The first time I saw the complete film was in a small suite at MBS studios. The final cut was being screened for the local actress engaged to dub Joan Chen’s lines into Cantonese. We watched it with the lights off, which was fortunate for my famously manly image. There’s a scene near the end of the film where Daniel’s character is running down an underground tunnel (he told me it absolutely stank!) and, in his fevered state, sees his dead son running in front of him. I had a tear in my eye when I first saw that sequence, but that’s our secret…
After Purple Storm, Wu was cast opposite, or, in this case, diagonally upward of, Aaron Kwok in 2000AD. DP Arthur Wong had a hell of a time keeping them both in shot, as Daniel’s about four feet taller than Aaron. 2000AD was dismissed at the time, but I later released it on DVD in the UK and it did quite well. The first half, set in Hong Kong, is very effective, especially the car park shoot out, but then we made the fatal mistake of moving to Singapore, and the last good commercial film shot in S’pore… has yet to be made.
Media Asia head of production John Chong and I were lobbying to cast Donnie Yen as the assassin Bobby in 2000AD, but the gang at JC Group (bless them) vetoed this in favour of Ken Lo. Director Gordon Chan had to wait until Painted Skin to work with Donnie, and they did pretty well with that!
Though most of Protégé is set in Hong Kong a key sequence was lensed in Chiang Rai, Thailand. In the film, Lin (Andy) takes Nick (Daniel) to the Golden Triangle, where they meet his supplier, a Thai general played by the veteran actor Nirut Sirichanya. (I found these scenes reminiscent of similar ones in Year Of The Dragon and American Gangster.) Nirut will next be seen opposite Tony Jaa in Ong Bak 2 and years ago played a key role in No Retreat, No Surrender 2: Raging Thunder’ (yes, No Retreat, No Surrender 2!).
Nirut also appeared in an earlier drug trade themed Hong Kong film, China White, a Ronnie Yu project starring Russell Wong.
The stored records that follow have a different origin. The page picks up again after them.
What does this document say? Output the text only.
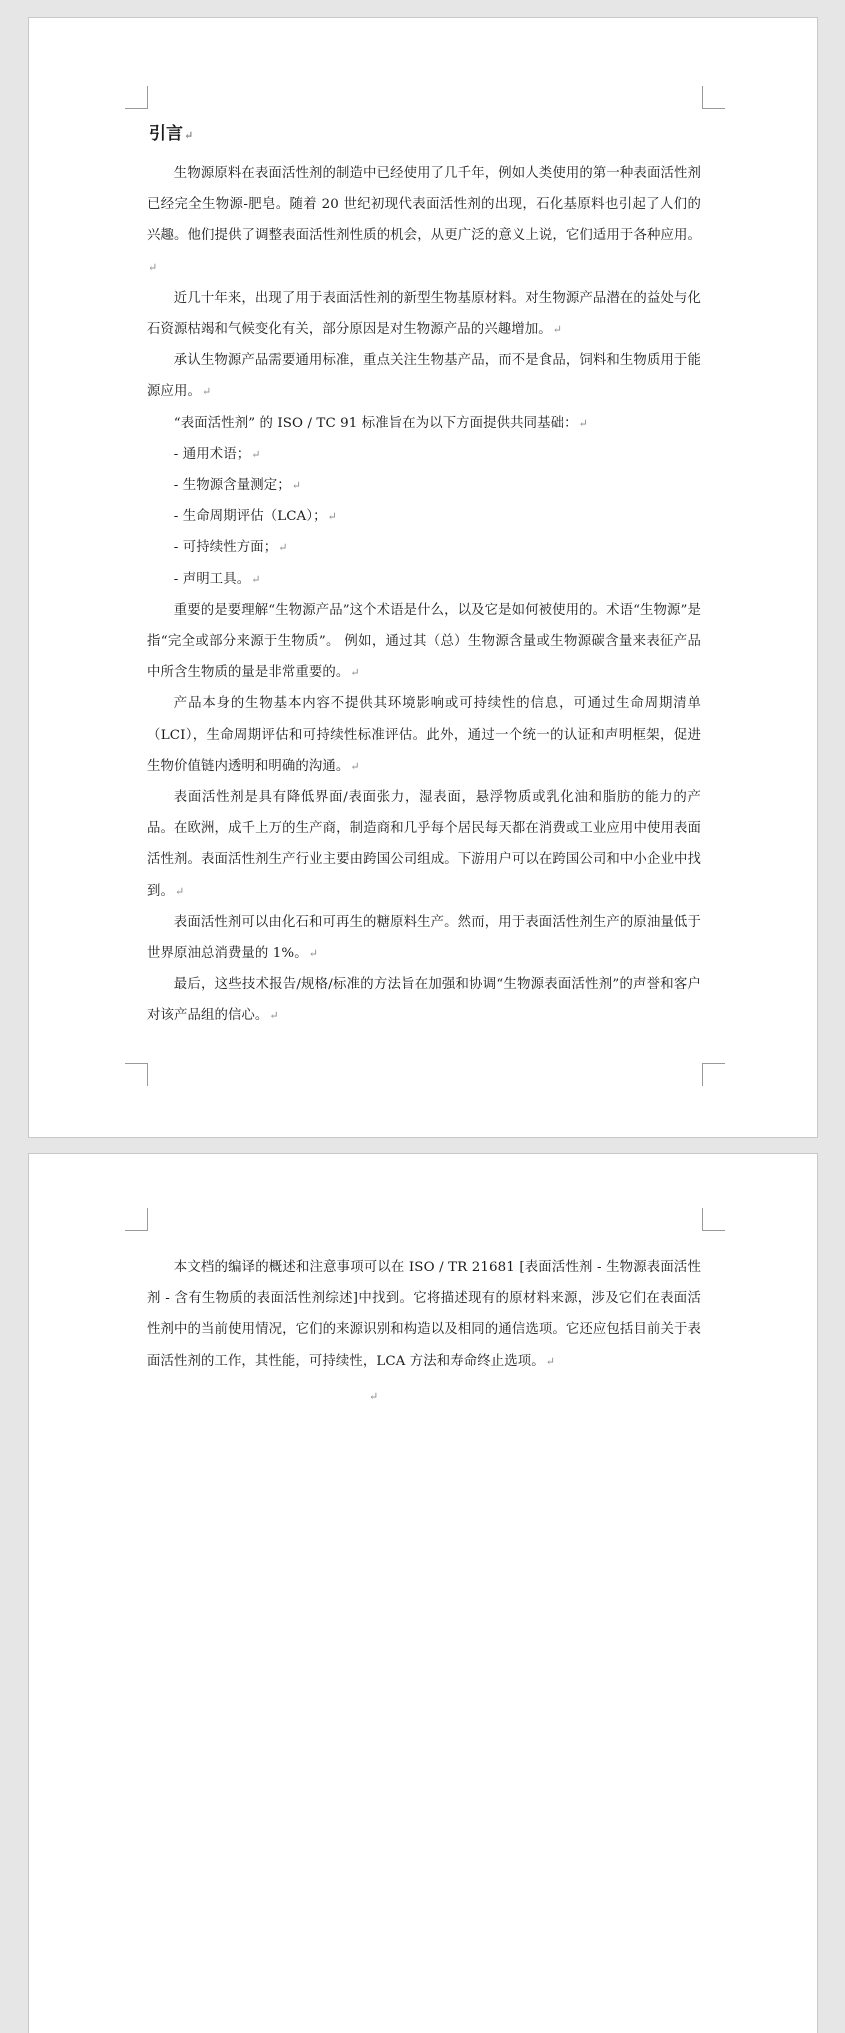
引言↵

生物源原料在表面活性剂的制造中已经使用了几千年，例如人类使用的第一种表面活性剂已经完全生物源-肥皂。随着 20 世纪初现代表面活性剂的出现，石化基原料也引起了人们的兴趣。他们提供了调整表面活性剂性质的机会，从更广泛的意义上说，它们适用于各种应用。↵

近几十年来，出现了用于表面活性剂的新型生物基原材料。对生物源产品潜在的益处与化石资源枯竭和气候变化有关，部分原因是对生物源产品的兴趣增加。↵

承认生物源产品需要通用标准，重点关注生物基产品，而不是食品，饲料和生物质用于能源应用。↵

“表面活性剂” 的 ISO / TC 91 标准旨在为以下方面提供共同基础：↵

- 通用术语；↵

- 生物源含量测定；↵

- 生命周期评估（LCA）；↵

- 可持续性方面；↵

- 声明工具。↵

重要的是要理解“生物源产品”这个术语是什么，以及它是如何被使用的。术语“生物源”是指“完全或部分来源于生物质”。 例如，通过其（总）生物源含量或生物源碳含量来表征产品中所含生物质的量是非常重要的。↵

产品本身的生物基本内容不提供其环境影响或可持续性的信息，可通过生命周期清单（LCI），生命周期评估和可持续性标准评估。此外，通过一个统一的认证和声明框架，促进生物价值链内透明和明确的沟通。↵

表面活性剂是具有降低界面/表面张力，湿表面，悬浮物质或乳化油和脂肪的能力的产品。在欧洲，成千上万的生产商，制造商和几乎每个居民每天都在消费或工业应用中使用表面活性剂。表面活性剂生产行业主要由跨国公司组成。下游用户可以在跨国公司和中小企业中找到。↵

表面活性剂可以由化石和可再生的糖原料生产。然而，用于表面活性剂生产的原油量低于世界原油总消费量的 1%。↵

最后，这些技术报告/规格/标准的方法旨在加强和协调“生物源表面活性剂”的声誉和客户对该产品组的信心。↵

本文档的编译的概述和注意事项可以在 ISO / TR 21681 [表面活性剂 - 生物源表面活性剂 - 含有生物质的表面活性剂综述]中找到。它将描述现有的原材料来源，涉及它们在表面活性剂中的当前使用情况，它们的来源识别和构造以及相同的通信选项。它还应包括目前关于表面活性剂的工作，其性能，可持续性，LCA 方法和寿命终止选项。↵

↵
This was an unusual production in that international and local versions were shot back-to-back. Andy Lau also appeared in China White, but only in the Hong Kong edit. (I think the Hong Kong version of Six Degrees of Kevin Bacon should be Three Degrees of Andy Lau…)
After we wrapped the Q-and-A for Protégé, I left Daniel’s office, as ever, with so many questions as yet unanswered. Did he get to keep that hat from Twins Effect 2? If Alive could be compared to the Rolling Stones (a stretch, I admit) wouldn’t Conroy be Brian Jones? Why did anyone concerned not notice that the three male leads of Blood Brothers were absolutely and totally identical?
Some of these questions will be answered on the Dragon Dynasty Protégé DVD, but by no means all…
Daniel stunned by my recitation, from memory, of the full script from Enter The Dragon (backwards).